Hundreds of laborers, advocates and elected officials gathered in Lower Manhattan for a May Day rally and march on Monday. Also known as Workers Day — each year, on May first, workers around the world celebrate the historic struggles and accomplishments of workers and the labor movement.
“I am a professional nanny with 17 years of experience in New York City,” Meches Rosales Mopin said.
Since the pandemic began, Mopin says making ends meet as a nanny has gotten extremely difficult.
“They want to pay less than what we used to get before the pandemic,” she said.
She says she is grateful that she has a two-income household. Her husband helps with expenses like health insurance.
Many domestic workers, however, say they live without healthcare or unemployment benefits.
“People that doesn’t have insurance, we go to the free clinics,” Mopin said. “We use the free clinics and we pay out of pocket.”
She is part of the New York City Coalition for Domestic Workers, which includes private maids and home health attendants.
They joined hundreds of workers from across the labor force for a May Day rally and march in Lower Manhattan Monday.
While celebrating the history of the labor movement, they gathered in Washington Square Park in the morning with a list of specific demands for lawmakers, including an increase in the minimum wage and better unemployment benefits.
“I’m one of many laid-off workers in the media and tech industry,” Evan Kleinman said.
The video producer among the thousands of workers in the tech and media industries who’ve been laid off in recent months. He said he is having trouble supporting his family of three.
“The unemployment rate should be much higher. Right now it’s only $507 dollars a week,” Kleinman said. “It’s very low if you want to live on New York City.”
Many workers say they want to see the Secure Jobs Act passed, introduced by Councilmember Tiffany Caban. It would prohibit employers from firing workers without a just cause.
Tiffany Munroe, who is part of the group, Caribbean Equality Project, says she’s been discriminated against at a warehouse job for being a trans woman before being fired in 2021.

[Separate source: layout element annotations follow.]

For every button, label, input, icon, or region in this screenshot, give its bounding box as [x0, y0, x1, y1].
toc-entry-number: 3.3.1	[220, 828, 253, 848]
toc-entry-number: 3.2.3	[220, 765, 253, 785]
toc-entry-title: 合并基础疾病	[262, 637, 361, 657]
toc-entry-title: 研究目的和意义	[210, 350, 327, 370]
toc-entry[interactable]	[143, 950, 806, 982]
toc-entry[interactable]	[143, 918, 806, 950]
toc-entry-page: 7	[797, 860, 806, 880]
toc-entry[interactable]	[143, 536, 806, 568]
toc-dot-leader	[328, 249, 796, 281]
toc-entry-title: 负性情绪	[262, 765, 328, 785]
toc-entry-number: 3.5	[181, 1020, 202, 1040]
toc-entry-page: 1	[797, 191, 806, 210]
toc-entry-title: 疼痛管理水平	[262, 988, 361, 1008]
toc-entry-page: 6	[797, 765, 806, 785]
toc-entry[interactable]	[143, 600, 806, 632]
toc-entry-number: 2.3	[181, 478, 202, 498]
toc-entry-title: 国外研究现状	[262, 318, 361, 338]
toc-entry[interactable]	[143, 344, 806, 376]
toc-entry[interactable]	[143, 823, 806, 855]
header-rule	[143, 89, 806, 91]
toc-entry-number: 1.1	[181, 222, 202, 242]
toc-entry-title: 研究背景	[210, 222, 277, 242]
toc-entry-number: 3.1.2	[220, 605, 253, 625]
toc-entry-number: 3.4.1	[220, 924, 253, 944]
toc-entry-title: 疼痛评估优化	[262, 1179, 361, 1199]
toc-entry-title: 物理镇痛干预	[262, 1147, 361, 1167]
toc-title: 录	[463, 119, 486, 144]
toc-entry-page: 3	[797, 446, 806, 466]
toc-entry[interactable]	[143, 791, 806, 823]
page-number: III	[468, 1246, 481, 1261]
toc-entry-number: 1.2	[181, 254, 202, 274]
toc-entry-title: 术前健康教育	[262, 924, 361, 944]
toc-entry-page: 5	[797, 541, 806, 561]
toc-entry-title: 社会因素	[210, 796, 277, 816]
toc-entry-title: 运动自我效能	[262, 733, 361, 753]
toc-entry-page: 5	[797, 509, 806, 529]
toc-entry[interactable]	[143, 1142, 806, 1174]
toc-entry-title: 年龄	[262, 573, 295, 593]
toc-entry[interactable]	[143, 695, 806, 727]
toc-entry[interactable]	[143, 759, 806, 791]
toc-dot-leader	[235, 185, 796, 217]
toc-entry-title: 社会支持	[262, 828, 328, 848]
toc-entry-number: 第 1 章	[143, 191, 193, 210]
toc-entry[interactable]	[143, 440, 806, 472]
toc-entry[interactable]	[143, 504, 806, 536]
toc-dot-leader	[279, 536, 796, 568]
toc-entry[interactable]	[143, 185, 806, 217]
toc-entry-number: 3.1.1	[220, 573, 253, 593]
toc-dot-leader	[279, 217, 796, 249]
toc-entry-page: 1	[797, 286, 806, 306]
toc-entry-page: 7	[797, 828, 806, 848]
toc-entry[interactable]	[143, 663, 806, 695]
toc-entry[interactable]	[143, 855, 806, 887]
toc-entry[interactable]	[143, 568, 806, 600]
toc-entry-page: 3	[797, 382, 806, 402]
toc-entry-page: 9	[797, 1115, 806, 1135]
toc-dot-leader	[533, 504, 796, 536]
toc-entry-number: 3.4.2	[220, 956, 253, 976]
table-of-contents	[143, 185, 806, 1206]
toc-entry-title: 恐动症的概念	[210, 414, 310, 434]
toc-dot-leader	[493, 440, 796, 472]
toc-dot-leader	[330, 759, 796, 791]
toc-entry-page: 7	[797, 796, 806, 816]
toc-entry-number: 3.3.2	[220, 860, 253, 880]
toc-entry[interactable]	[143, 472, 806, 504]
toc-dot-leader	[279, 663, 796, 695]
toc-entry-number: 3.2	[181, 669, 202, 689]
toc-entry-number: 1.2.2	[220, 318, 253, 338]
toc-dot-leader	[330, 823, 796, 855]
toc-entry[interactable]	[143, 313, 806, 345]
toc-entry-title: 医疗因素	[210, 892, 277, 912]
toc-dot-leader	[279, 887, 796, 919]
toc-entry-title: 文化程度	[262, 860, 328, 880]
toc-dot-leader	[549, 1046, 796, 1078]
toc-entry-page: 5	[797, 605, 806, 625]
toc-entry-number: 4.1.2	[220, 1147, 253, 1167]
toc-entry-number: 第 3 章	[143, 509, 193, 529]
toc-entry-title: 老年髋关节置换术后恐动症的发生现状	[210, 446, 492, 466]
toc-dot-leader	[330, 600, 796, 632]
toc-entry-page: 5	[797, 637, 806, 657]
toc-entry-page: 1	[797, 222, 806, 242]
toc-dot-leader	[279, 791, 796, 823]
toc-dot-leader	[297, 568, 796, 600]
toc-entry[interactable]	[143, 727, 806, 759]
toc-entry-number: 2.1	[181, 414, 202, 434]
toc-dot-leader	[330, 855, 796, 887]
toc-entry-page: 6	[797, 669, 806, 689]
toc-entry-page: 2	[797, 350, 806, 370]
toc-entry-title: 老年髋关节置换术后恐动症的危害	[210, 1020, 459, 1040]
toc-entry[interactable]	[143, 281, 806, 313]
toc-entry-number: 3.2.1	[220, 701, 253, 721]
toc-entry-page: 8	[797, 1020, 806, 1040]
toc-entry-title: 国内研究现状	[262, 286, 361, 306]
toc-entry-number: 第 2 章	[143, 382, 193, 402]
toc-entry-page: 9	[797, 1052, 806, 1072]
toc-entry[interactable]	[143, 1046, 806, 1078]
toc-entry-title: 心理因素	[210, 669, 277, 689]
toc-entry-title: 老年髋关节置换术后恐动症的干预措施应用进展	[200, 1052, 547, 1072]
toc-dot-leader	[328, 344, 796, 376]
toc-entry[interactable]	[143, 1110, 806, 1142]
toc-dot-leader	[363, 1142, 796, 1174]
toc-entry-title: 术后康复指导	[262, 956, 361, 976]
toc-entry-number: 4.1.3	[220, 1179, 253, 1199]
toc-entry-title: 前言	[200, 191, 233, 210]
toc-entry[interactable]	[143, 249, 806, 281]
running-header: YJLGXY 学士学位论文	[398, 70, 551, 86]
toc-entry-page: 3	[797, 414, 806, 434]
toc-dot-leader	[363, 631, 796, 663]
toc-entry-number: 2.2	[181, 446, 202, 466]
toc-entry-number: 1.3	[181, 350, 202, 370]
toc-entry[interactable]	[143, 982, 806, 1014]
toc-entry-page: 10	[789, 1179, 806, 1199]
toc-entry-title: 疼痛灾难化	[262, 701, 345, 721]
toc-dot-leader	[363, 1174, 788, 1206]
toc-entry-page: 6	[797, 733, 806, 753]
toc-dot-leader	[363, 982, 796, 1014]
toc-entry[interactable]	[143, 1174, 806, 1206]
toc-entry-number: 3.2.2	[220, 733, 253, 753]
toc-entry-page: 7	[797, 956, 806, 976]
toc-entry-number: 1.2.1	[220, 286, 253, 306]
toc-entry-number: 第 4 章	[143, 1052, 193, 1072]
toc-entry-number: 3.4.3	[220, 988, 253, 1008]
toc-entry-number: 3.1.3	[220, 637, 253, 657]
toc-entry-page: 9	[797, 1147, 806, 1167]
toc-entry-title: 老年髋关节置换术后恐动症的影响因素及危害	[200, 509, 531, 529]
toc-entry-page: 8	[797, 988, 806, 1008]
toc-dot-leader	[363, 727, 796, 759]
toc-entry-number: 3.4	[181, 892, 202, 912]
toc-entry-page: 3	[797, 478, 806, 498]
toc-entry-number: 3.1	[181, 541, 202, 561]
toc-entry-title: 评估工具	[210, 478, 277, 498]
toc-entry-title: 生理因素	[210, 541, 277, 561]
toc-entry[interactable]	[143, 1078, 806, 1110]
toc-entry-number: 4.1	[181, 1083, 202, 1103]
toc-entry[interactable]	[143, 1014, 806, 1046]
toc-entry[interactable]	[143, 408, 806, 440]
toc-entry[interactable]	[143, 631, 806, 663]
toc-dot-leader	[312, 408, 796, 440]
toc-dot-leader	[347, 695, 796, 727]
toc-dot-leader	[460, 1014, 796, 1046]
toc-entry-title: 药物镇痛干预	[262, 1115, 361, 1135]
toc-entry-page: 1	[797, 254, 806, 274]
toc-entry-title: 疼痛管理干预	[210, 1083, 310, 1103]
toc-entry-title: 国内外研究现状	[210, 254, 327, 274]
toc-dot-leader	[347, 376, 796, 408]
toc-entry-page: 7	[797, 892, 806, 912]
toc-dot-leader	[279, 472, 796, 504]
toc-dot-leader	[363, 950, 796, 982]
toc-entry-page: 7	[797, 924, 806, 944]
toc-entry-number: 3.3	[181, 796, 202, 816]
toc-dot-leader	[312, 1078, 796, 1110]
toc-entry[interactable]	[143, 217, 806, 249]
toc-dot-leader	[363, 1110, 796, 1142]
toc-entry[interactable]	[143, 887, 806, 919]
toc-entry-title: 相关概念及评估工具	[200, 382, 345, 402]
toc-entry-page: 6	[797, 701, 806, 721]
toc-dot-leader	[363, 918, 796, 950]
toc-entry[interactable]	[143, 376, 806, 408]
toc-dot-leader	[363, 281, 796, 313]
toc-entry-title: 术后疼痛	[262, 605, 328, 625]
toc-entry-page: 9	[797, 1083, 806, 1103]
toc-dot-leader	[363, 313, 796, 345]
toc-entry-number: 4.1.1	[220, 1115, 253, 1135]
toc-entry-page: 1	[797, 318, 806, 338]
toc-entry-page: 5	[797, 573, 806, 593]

“Passing the secure jobs at would protect not only everyone, all workers, it’ll definitely protect, too, the LGBTQ undocumented workers,” Munroe said.
The City Council is still considering the legislation. And Rosales Mopin hopes that consideration is swayed by Monday’s action.
“Be on the right side of history and protect workers because we make New York City go around,” Mopin said. “Especially domestic workers. We are at home and you can have your American Dream.”
In 2021, the City Council passes a law requiring bosses to have just cause for firing fast-food workers. Supporters of the Secure Jobs Act want those protections extended to all workers.
Last week Gov. Hochul announced a framework to deal with both houses of the state legislature for her 229-billion-dollar state budget. That version includes an increase in the minimum wage — one of the demands May Day protesters made.